You’ve been around the Manchester comedy scene for some time – why have you decided to make a theatre show?

I’ve been doing spoken word and comedy since 2010 when I won a couple of writing awards. There would be ten people on an open mic, so I started introducing props so people would remember me more. But it’s like the merchandise in Needful Things: the objects began to take over. I had a lifesize cutout of the racing driver Jarno Trulli, a 50-foot scroll, and more illustrated pandas than it’s sensible for an adult to own. Once I introduced cartoons, I needed a bigger canvas. After all, Jarno Trulli stops at five foot eight inches, but cartoons can carry on until the marker pens run out. The Lowry is that bigger canvas. No-one else is doing my kind of gubbins for theatre audiences, and I think they deserve a strange idiot throwing cartoon nonsense at them for an hour.

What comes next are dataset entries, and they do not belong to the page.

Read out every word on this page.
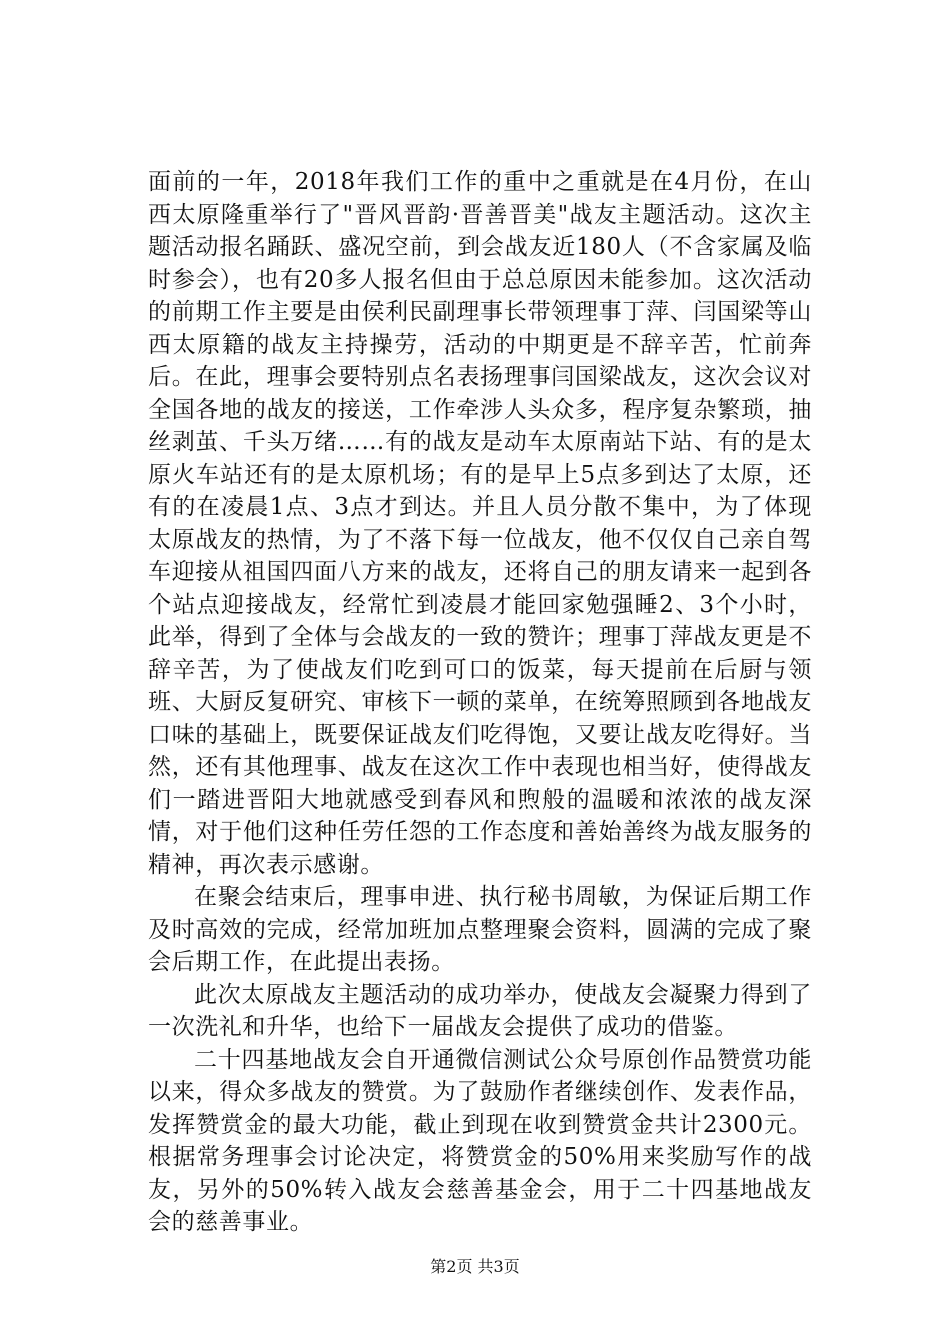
面前的一年，2018年我们工作的重中之重就是在4月份，在山西太原隆重举行了"晋风晋韵·晋善晋美"战友主题活动。这次主题活动报名踊跃、盛况空前，到会战友近180人（不含家属及临时参会），也有20多人报名但由于总总原因未能参加。这次活动的前期工作主要是由侯利民副理事长带领理事丁萍、闫国梁等山西太原籍的战友主持操劳，活动的中期更是不辞辛苦，忙前奔后。在此，理事会要特别点名表扬理事闫国梁战友，这次会议对全国各地的战友的接送，工作牵涉人头众多，程序复杂繁琐，抽丝剥茧、千头万绪……有的战友是动车太原南站下站、有的是太原火车站还有的是太原机场；有的是早上5点多到达了太原，还有的在凌晨1点、3点才到达。并且人员分散不集中，为了体现太原战友的热情，为了不落下每一位战友，他不仅仅自己亲自驾车迎接从祖国四面八方来的战友，还将自己的朋友请来一起到各个站点迎接战友，经常忙到凌晨才能回家勉强睡2、3个小时，此举，得到了全体与会战友的一致的赞许；理事丁萍战友更是不辞辛苦，为了使战友们吃到可口的饭菜，每天提前在后厨与领班、大厨反复研究、审核下一顿的菜单，在统筹照顾到各地战友口味的基础上，既要保证战友们吃得饱，又要让战友吃得好。当然，还有其他理事、战友在这次工作中表现也相当好，使得战友们一踏进晋阳大地就感受到春风和煦般的温暖和浓浓的战友深情，对于他们这种任劳任怨的工作态度和善始善终为战友服务的精神，再次表示感谢。

在聚会结束后，理事申进、执行秘书周敏，为保证后期工作及时高效的完成，经常加班加点整理聚会资料，圆满的完成了聚会后期工作，在此提出表扬。

此次太原战友主题活动的成功举办，使战友会凝聚力得到了一次洗礼和升华，也给下一届战友会提供了成功的借鉴。

二十四基地战友会自开通微信测试公众号原创作品赞赏功能以来，得众多战友的赞赏。为了鼓励作者继续创作、发表作品，发挥赞赏金的最大功能，截止到现在收到赞赏金共计2300元。根据常务理事会讨论决定，将赞赏金的50%用来奖励写作的战友，另外的50%转入战友会慈善基金会，用于二十四基地战友会的慈善事业。

第2页 共3页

‘Seven Inch’ was selected from a National open call to be part of Week 53 festival whose theme is ‘Coming of Age.’ What was your ‘coming of age’ moment?

Revolutions per minute. Records are designed to mostly run at two speeds: 33 1⁄3 rpm and 45 rpm. Forget 18 and 21: these two speeds are the most significant birthdays for someone into music. On my thirty-three-and-a-third birthday, I did a club night based on the theme “thirds”. ‘Seven Inch’ marks my forty-fifth birthday – which is actually in August, but let’s pretend it’s in May for the sake of the show. There’s something deeper going on too: when I’m on stage, I become my teenage self again, almost like I’m bridging a gap with the true me, unfettered with all the twaddle of adulthood. I’m an awkward kid finding myself again, with all the growing pains and bad skin and exhilarating self-discovery that entails. Having said that, if The Lowry had asked teenage-me to do a show, I would have literally plopped myself. There’s no danger of that with adult-me, although I guess we’ll find out halfway through the show.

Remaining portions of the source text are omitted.